The Passenger non è il romanzo più bello di Cormac McCarthy; Stella Maris è uno dei suoi esperimenti più arditi, un dialogo platonico nelle gore della follia. Ma questo, ormai, è ininfluente. Da tempo, ormai, McCarthy trascende la letteratura: ne è il reprobo, il cencioso profeta, «il ragazzo che scava nel fango per conto di Dio, e arranca farfugliando, lungo la cruda cimosa di una desolazione senza nome, dove ribolle il freddo oceano siderale... e sbanda tra le tegole dell'universo, le spalle strette rivolte ai venti stellari, al risucchio di una luna aliena, scura come pietre». Come Goethe, Melville e Hermann Broch, McCarthy piega il romanzo come una verifica, lo brandisce per scopi conoscitivi, per avviarsi verso una qualche forma di sapienza. «Il mondo non ha dato vita ad alcuna creatura che non sappia distruggere», dice Alicia; il Manusmrti, antico trattato induista, particolareggia la prospettiva: «cibo e divoratori di cibo, così considera il mondo».

Il romanzo a dittico di McCarthy ha sbalordito i critici americani: non sottostà al canone, non se ne può discutere nei salotti, non contiene polemiche sociali, editti politici, tesi.
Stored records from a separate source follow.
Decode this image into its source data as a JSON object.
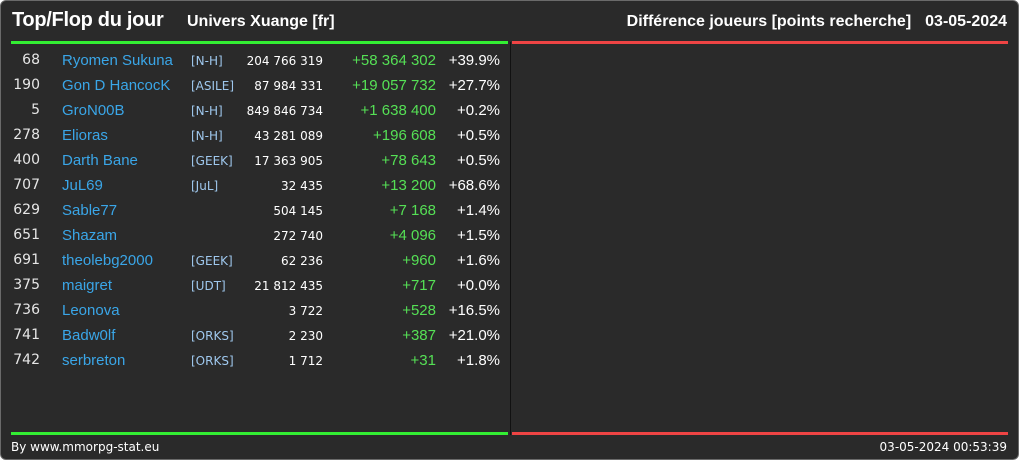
{
  "header": {
    "title": "Top/Flop du jour",
    "universe": "Univers Xuange [fr]",
    "subtitle": "Différence joueurs [points recherche]",
    "date": "03-05-2024"
  },
  "colors": {
    "background": "#2a2a2a",
    "top_accent": "#33ee33",
    "flop_accent": "#ee4444",
    "player_name": "#3aa6e8",
    "alliance": "#9fc8ee",
    "gain": "#55e055",
    "text": "#ffffff"
  },
  "top_rows": [
    {
      "rank": "68",
      "name": "Ryomen Sukuna",
      "alliance": "[N-H]",
      "points": "204 766 319",
      "diff": "+58 364 302",
      "pct": "+39.9%"
    },
    {
      "rank": "190",
      "name": "Gon D HancocK",
      "alliance": "[ASILE]",
      "points": "87 984 331",
      "diff": "+19 057 732",
      "pct": "+27.7%"
    },
    {
      "rank": "5",
      "name": "GroN00B",
      "alliance": "[N-H]",
      "points": "849 846 734",
      "diff": "+1 638 400",
      "pct": "+0.2%"
    },
    {
      "rank": "278",
      "name": "Elioras",
      "alliance": "[N-H]",
      "points": "43 281 089",
      "diff": "+196 608",
      "pct": "+0.5%"
    },
    {
      "rank": "400",
      "name": "Darth Bane",
      "alliance": "[GEEK]",
      "points": "17 363 905",
      "diff": "+78 643",
      "pct": "+0.5%"
    },
    {
      "rank": "707",
      "name": "JuL69",
      "alliance": "[JuL]",
      "points": "32 435",
      "diff": "+13 200",
      "pct": "+68.6%"
    },
    {
      "rank": "629",
      "name": "Sable77",
      "alliance": "",
      "points": "504 145",
      "diff": "+7 168",
      "pct": "+1.4%"
    },
    {
      "rank": "651",
      "name": "Shazam",
      "alliance": "",
      "points": "272 740",
      "diff": "+4 096",
      "pct": "+1.5%"
    },
    {
      "rank": "691",
      "name": "theolebg2000",
      "alliance": "[GEEK]",
      "points": "62 236",
      "diff": "+960",
      "pct": "+1.6%"
    },
    {
      "rank": "375",
      "name": "maigret",
      "alliance": "[UDT]",
      "points": "21 812 435",
      "diff": "+717",
      "pct": "+0.0%"
    },
    {
      "rank": "736",
      "name": "Leonova",
      "alliance": "",
      "points": "3 722",
      "diff": "+528",
      "pct": "+16.5%"
    },
    {
      "rank": "741",
      "name": "Badw0lf",
      "alliance": "[ORKS]",
      "points": "2 230",
      "diff": "+387",
      "pct": "+21.0%"
    },
    {
      "rank": "742",
      "name": "serbreton",
      "alliance": "[ORKS]",
      "points": "1 712",
      "diff": "+31",
      "pct": "+1.8%"
    }
  ],
  "footer": {
    "credit": "By www.mmorpg-stat.eu",
    "timestamp": "03-05-2024 00:53:39"
  }
}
McCarthy non provoca: scrive sul bronzo libri che leggeremo tra mille anni; ha a che fare con il profeta Ezechiele e con i poeti raminghi dei Veda più che con il sistema editoriale odierno.

Nato sotto il segno della morte - «Nel cuore della notte la neve si era posata leggera e i capelli di lei, irrigiditi dal gelo, sembravano aurei e vetrificati, mentre i suoi occhi erano gelidi e duri come pietre. Uno degli stivali gialli le si era sfilato e giaceva nella neve sottostante» (la traduzione è di Fabrizia Sabbatini, che ringrazio) - il romanzo realizza un'etica dell'agnizione e della spoliazione. «Sapeva che il giorno della sua morte avrebbe visto il suo volto, che gli sarebbe stato concesso di portare con sé quella bellezza nell'oscurità, lui, l'ultimo pagano sulla terra, che cantava, nel suo scarno giaciglio, quella nenia dolce, in una lingua sconosciuta». Lo scrittore: nient'altro che un'ospite che racconta ai rari astanti una storia terribile in una lingua ignota.

Non cercare di capirlo, lettore, addomestica le didascalie, faine inique, spegni la nenia dei mestatori di chiacchiere; rimani nel canto, ti basti quella selce di bellezza sulla soglia della morte, l'ombra di un viso per affrontare le tenebre, per essere meno solo al cospetto del giudice.